I am using HDF and have massive databases containing individual HDF (hierarchial data format, essentially a database of matrices). I have a program that gathers statistics on these files, verifies them against one another. I need some guidelines regarding optimization of such a thing, and optimization in general. Is there a book that specializes in c++ optimization that you could recommend me?

AN HDF file would look like this:

HDF : folders : Dataset : Data. A dataset is similar to a matrix or array.

One of my statistical HDF files logs the largest values of a given set of HDF files which have a definite and common structure.

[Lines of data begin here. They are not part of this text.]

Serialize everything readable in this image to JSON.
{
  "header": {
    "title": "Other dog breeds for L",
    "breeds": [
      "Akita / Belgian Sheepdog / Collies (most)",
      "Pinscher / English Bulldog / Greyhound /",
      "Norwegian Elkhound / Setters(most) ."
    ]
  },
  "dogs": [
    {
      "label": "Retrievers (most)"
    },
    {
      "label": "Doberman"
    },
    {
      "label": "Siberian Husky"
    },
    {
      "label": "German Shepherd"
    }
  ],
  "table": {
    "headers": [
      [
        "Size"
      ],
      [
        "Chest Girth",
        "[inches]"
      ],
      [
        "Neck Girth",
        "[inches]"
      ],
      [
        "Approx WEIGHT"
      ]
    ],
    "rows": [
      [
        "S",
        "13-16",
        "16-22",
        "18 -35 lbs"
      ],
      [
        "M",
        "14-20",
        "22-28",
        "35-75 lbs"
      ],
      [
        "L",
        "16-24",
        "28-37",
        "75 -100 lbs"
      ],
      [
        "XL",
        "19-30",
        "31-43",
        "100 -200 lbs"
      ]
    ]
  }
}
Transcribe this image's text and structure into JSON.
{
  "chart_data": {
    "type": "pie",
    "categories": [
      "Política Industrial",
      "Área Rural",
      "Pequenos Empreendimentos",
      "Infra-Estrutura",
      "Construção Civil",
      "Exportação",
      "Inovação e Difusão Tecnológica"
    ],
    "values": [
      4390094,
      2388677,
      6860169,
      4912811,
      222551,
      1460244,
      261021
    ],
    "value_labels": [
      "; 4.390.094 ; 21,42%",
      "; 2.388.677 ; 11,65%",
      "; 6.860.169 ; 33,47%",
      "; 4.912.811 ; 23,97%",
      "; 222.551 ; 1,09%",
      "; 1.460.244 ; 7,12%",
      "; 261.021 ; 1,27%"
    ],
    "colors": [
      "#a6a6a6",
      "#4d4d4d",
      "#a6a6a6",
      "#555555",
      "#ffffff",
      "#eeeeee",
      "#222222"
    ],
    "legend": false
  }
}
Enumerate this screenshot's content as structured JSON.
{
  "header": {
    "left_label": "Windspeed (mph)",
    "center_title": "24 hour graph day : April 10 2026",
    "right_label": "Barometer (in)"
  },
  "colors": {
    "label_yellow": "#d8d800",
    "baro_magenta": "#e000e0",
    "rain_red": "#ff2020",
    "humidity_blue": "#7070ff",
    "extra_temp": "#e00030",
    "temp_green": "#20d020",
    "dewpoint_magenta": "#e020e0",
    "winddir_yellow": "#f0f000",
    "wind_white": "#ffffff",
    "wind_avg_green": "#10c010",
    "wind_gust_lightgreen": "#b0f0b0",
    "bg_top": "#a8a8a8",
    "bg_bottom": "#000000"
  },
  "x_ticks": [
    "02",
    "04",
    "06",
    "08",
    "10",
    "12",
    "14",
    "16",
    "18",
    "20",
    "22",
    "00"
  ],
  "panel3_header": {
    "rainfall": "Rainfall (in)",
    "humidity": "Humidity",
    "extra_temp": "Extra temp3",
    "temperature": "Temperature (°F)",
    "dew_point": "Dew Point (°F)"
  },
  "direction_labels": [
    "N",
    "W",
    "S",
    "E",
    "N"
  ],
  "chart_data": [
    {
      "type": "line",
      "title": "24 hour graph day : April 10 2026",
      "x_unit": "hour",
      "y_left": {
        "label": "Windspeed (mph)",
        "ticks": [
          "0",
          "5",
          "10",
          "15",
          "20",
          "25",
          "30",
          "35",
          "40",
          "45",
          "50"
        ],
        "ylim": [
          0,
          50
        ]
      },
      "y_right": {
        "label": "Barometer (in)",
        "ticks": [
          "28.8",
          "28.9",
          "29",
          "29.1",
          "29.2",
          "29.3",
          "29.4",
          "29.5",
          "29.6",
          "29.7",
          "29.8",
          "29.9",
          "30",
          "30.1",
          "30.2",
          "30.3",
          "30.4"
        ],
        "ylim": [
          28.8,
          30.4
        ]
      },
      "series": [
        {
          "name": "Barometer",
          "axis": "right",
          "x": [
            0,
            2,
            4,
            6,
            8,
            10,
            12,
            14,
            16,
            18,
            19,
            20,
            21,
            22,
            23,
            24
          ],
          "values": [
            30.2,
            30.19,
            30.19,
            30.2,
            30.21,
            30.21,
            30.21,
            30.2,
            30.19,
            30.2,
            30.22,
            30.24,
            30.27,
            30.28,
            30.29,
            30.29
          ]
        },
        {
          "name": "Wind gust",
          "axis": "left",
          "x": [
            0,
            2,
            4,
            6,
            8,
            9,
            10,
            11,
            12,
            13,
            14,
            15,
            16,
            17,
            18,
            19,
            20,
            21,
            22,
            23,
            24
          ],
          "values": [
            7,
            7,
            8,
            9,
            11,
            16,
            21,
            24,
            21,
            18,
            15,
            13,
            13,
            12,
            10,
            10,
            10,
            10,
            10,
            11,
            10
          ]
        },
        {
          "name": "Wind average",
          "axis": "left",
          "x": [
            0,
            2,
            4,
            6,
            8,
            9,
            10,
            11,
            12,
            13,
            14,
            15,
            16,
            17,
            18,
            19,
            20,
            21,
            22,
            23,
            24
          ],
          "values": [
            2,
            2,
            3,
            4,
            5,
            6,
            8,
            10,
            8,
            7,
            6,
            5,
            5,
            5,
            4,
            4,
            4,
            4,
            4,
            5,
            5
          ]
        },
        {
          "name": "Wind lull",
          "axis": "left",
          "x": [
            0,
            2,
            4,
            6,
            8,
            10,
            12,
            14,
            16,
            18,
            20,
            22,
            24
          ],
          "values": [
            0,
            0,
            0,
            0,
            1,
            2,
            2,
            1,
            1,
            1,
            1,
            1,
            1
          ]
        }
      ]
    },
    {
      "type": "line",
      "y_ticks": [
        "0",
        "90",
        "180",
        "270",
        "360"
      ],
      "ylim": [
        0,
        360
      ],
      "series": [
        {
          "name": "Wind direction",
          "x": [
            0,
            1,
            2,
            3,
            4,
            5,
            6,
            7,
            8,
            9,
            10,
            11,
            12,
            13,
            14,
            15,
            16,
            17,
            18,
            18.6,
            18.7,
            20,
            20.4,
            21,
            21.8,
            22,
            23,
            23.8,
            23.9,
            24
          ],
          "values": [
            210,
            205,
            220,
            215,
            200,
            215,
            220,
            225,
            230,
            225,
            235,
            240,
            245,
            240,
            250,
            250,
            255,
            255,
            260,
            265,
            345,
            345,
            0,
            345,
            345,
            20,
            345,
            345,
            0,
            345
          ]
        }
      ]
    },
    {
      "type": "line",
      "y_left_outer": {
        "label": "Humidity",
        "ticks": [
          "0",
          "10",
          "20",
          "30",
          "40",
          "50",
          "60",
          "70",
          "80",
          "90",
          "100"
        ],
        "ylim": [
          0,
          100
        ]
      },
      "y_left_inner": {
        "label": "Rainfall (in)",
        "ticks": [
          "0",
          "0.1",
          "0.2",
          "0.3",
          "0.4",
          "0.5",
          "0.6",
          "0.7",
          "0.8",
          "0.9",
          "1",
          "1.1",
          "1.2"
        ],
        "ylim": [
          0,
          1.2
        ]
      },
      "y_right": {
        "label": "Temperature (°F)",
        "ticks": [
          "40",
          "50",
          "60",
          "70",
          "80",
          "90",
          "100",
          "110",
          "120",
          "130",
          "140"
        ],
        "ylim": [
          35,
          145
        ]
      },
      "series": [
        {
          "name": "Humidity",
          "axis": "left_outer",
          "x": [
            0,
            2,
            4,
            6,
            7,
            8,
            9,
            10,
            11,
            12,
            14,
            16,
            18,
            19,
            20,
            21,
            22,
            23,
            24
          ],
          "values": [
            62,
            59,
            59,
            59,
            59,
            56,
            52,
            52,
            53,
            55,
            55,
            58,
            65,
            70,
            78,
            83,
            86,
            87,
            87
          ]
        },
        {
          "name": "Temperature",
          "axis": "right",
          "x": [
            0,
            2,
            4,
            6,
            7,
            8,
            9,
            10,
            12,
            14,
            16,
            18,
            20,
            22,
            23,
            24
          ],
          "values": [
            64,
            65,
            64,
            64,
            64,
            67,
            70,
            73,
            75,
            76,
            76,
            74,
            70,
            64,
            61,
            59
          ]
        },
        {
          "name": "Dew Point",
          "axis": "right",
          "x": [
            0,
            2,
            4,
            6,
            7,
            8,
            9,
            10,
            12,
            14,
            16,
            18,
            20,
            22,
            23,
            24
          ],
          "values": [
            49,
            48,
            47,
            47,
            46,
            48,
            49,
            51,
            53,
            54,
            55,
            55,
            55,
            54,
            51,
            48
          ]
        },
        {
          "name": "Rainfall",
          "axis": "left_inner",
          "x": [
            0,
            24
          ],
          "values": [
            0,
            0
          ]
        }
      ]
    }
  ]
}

One idea I've had: instead of loading one HDF, then updating the archive that keeps track like this:

file 1: load the archive, check if the value is largest(for each member of each matrix in the hierarchies) , if it is , write to the archive HDF
Repeat n times.

DO this instead:

file 1-10: Load 10 files at a time in memory, find the largest value of the 10 and compare it to the current archive value (for each member of each matrix in the hierarchies), then only write the maximum value of the 10 ONCE.
Repeat n/10 times.

the second option would be faster, what do you think?


I could also load one data value of one matrix of ALL datasets, and then write the largest to the archive. If the program were to crash, it would have to be run all over again. With the previous options, it could be possible to resume the scanning/comparing/validating process after each HDF file, or each set of 10 HDF file.

Which is the best way (good practice) and fastest (optimization) way to update a massive database such as this?

Summary of strategies:

1. Load 1 HDF at a time, compare to archive
2. Load 10 HDF at a time, compare to archive.
3. Load all HDF (given parameters), but only one data out of all

Could you please comment on the efficiency and safeness of each strategy.